Following this series of capital maneuvers and structural reorganizations, a look-through analysis reveals that Ping An Group (including its subsidiaries Anke Technology and Anxin) holds a total of approximately 210 million shares in Ping An Good Doctor, representing a 46.20% stake. Luo Zhaohua, former Managing Director at Goldman Sachs and Chairman of Zhenghe Capital Management Co., Ltd., holds an 8.1% equity interest in Ping An Good Doctor through Hero Wall and Hop-Fast. Additionally, by virtue of the general partner rights held by Zhenghe Capital under his control, he has become one of the controlling shareholders of Ping An Good Doctor.


Finally, the controlling shareholders of Ping An Good Doctor at the time of its IPO included Anxin Limited, Ping An Group, Le Jinxuan Limited (hereinafter referred to as “Le Jinxuan”), and Luo Zhaohua, Chairman of Zhenghe Capital Management Co., Ltd. and former Managing Director of Goldman Sachs.


IV. Ping An Good Doctor’s IPO: Reflections for the Internet Healthcare Industry


Ping An Good Doctor went through the following four major steps from its inception to its IPO:


Step 1: Provide initial development funds through capital injection from Ping An Group.

Step 2: Establish the initial business model for online medical consultations and acquire seed users through related-party transactions and user migration within Ping An Group.

Step 3: Achieve significant user growth through marketing campaigns and cash subsidies.

Step 4: Achieve a substantial increase in sales revenue by establishing an online store.

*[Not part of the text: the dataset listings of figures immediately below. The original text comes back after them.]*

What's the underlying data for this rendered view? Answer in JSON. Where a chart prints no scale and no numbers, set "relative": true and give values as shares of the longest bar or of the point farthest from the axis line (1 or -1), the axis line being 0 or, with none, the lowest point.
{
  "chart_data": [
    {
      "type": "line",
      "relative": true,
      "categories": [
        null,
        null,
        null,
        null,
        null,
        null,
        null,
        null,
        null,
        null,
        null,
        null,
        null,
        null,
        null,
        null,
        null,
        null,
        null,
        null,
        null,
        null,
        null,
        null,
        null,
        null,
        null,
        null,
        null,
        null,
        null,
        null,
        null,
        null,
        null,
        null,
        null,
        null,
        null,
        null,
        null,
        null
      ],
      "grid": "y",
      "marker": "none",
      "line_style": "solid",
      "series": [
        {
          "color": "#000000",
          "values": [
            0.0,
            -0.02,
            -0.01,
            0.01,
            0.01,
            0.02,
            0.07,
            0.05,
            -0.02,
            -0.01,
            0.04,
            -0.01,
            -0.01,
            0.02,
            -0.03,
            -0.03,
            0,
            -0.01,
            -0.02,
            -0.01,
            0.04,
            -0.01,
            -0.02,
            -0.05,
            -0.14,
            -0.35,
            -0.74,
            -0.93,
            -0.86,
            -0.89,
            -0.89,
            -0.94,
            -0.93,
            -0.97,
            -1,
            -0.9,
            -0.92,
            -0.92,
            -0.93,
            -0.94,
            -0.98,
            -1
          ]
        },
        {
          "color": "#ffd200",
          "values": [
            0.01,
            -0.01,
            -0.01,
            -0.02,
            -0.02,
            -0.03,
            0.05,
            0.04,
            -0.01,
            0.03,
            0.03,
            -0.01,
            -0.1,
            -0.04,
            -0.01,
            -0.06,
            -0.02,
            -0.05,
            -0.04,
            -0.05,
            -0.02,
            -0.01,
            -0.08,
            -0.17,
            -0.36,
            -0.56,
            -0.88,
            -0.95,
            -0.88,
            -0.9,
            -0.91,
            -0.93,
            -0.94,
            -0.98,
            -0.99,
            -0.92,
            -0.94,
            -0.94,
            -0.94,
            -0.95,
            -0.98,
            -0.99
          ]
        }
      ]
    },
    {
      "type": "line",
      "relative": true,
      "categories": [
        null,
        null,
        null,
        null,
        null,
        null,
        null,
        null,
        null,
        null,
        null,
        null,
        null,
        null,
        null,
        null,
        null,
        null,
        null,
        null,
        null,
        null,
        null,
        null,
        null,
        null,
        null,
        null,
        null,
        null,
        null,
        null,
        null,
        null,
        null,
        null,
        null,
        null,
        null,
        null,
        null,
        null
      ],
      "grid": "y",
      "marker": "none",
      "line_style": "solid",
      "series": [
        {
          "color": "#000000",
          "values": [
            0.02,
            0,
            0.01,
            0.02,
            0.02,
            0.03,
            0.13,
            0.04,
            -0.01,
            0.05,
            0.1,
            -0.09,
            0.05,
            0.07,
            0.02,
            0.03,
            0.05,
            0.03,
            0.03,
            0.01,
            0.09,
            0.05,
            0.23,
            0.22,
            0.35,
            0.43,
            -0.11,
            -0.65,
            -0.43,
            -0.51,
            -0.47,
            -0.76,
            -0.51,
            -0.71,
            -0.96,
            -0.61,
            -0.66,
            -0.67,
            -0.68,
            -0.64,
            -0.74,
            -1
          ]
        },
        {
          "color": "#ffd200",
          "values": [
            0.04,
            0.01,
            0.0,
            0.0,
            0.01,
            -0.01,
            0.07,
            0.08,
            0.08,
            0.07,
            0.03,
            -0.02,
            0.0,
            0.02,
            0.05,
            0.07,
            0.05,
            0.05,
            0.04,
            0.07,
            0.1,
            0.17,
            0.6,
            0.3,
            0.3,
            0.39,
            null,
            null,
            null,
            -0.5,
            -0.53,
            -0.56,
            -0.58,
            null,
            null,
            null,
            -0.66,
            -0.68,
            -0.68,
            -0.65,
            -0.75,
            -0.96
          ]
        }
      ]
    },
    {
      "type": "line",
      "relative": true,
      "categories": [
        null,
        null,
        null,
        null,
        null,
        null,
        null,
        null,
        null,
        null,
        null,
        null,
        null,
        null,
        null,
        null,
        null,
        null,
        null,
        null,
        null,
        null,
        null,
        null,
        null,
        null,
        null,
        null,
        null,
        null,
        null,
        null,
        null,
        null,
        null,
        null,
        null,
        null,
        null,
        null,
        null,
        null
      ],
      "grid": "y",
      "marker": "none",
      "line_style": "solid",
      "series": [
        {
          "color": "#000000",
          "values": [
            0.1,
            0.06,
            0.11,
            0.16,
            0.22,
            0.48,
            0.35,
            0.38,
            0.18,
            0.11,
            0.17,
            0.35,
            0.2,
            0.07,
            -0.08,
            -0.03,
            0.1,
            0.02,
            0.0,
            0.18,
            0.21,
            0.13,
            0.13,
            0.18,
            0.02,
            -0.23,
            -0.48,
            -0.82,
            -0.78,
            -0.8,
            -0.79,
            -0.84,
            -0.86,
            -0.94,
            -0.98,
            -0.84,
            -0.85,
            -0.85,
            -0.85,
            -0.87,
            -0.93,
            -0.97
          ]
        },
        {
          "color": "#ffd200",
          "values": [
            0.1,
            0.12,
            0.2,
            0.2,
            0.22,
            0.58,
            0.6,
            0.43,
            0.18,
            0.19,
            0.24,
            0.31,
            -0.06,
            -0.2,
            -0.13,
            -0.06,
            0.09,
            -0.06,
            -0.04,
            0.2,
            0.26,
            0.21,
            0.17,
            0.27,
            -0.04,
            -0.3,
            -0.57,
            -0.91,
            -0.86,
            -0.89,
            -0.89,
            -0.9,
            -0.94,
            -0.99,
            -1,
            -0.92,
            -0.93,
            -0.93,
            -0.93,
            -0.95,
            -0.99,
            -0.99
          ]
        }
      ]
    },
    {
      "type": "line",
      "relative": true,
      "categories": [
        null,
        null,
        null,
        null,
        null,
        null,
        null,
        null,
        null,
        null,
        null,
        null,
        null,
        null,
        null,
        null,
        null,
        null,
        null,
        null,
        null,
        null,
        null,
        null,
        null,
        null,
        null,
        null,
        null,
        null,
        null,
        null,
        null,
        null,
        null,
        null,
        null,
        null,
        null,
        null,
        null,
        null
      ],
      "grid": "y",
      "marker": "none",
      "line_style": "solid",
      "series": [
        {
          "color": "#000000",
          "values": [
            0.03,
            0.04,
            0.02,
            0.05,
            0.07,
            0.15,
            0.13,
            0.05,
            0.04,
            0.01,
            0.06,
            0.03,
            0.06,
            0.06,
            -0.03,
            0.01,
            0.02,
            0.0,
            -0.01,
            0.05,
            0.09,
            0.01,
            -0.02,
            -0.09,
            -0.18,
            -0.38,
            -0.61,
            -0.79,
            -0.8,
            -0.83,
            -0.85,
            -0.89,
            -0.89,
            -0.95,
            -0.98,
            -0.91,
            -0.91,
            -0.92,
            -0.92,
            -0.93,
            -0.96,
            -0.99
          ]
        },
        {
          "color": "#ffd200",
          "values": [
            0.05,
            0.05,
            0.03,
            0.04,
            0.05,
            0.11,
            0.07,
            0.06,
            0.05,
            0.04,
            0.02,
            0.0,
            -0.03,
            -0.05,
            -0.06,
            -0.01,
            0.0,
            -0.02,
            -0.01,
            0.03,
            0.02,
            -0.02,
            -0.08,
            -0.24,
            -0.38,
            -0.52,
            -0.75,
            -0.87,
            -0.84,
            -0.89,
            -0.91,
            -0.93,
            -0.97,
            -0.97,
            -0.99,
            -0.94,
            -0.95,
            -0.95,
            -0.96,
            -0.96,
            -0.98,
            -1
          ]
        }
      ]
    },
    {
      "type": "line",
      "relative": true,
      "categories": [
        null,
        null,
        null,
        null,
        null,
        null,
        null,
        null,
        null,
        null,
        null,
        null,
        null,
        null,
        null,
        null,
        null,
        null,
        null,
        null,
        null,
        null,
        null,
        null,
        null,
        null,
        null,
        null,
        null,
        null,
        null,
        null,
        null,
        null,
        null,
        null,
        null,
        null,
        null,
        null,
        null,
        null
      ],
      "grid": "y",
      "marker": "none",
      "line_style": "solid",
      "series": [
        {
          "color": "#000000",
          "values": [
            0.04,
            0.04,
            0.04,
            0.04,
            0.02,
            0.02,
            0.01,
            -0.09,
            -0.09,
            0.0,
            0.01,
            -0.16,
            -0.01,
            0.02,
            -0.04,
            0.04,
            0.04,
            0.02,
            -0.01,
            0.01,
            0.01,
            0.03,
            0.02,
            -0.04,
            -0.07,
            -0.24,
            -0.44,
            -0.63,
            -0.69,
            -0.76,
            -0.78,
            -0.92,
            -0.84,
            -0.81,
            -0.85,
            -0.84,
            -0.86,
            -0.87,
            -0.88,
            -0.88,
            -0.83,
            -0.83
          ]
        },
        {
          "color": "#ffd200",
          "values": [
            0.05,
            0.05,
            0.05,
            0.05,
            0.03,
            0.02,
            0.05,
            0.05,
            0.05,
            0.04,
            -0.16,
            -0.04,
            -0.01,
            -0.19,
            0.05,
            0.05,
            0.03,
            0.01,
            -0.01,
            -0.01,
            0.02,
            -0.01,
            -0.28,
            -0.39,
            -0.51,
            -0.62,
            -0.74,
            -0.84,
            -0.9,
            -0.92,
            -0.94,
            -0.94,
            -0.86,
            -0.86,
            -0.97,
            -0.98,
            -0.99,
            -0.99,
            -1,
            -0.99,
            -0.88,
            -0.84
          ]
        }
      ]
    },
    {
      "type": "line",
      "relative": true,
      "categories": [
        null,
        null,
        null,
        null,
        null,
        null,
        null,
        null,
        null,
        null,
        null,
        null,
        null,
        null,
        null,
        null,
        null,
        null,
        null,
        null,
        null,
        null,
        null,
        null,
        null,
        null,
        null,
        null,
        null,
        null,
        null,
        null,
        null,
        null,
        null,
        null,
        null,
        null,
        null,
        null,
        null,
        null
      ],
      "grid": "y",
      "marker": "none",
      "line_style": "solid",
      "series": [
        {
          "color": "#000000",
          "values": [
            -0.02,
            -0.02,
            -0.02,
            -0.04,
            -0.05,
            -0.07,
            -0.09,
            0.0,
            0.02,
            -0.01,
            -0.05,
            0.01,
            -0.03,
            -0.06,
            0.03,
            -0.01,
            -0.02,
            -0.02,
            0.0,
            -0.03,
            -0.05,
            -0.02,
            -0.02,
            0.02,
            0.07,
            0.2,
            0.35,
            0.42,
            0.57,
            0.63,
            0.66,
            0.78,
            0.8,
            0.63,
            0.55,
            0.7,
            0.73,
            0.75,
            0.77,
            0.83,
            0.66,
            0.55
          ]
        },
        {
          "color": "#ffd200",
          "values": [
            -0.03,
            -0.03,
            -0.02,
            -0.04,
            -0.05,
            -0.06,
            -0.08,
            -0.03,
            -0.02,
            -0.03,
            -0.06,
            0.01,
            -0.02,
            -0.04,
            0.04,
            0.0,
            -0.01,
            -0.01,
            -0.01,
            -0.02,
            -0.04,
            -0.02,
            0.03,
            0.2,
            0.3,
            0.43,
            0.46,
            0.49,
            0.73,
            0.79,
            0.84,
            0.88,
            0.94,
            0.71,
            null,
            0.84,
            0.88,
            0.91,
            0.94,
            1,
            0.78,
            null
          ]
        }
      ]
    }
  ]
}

From the perspective of its developmental trajectory, Ping An Good Doctor has invariably relied on the support of its parent company, Ping An Group, making its success nearly impossible for other internet healthcare enterprises to replicate. However, the rapid growth of Ping An Good Doctor may, on one hand, bolster investor confidence in the internet healthcare sector and potentially spur a wave of internet healthcare companies to list in Hong Kong. On the other hand, it may also prompt major insurance industry giants to seriously consider how to implement strategies integrating healthcare and insurance in the internet era.


Ping An Good Doctor has already achieved initial success in the field of internet healthcare. For other insurance companies with comparable strengths, its development path serves as an excellent reference model. It is estimated that more players from the insurance industry will subsequently enter the market. By aggregating capital, resources, and qualified licenses, these companies can rapidly cultivate unicorns in the internet healthcare sector.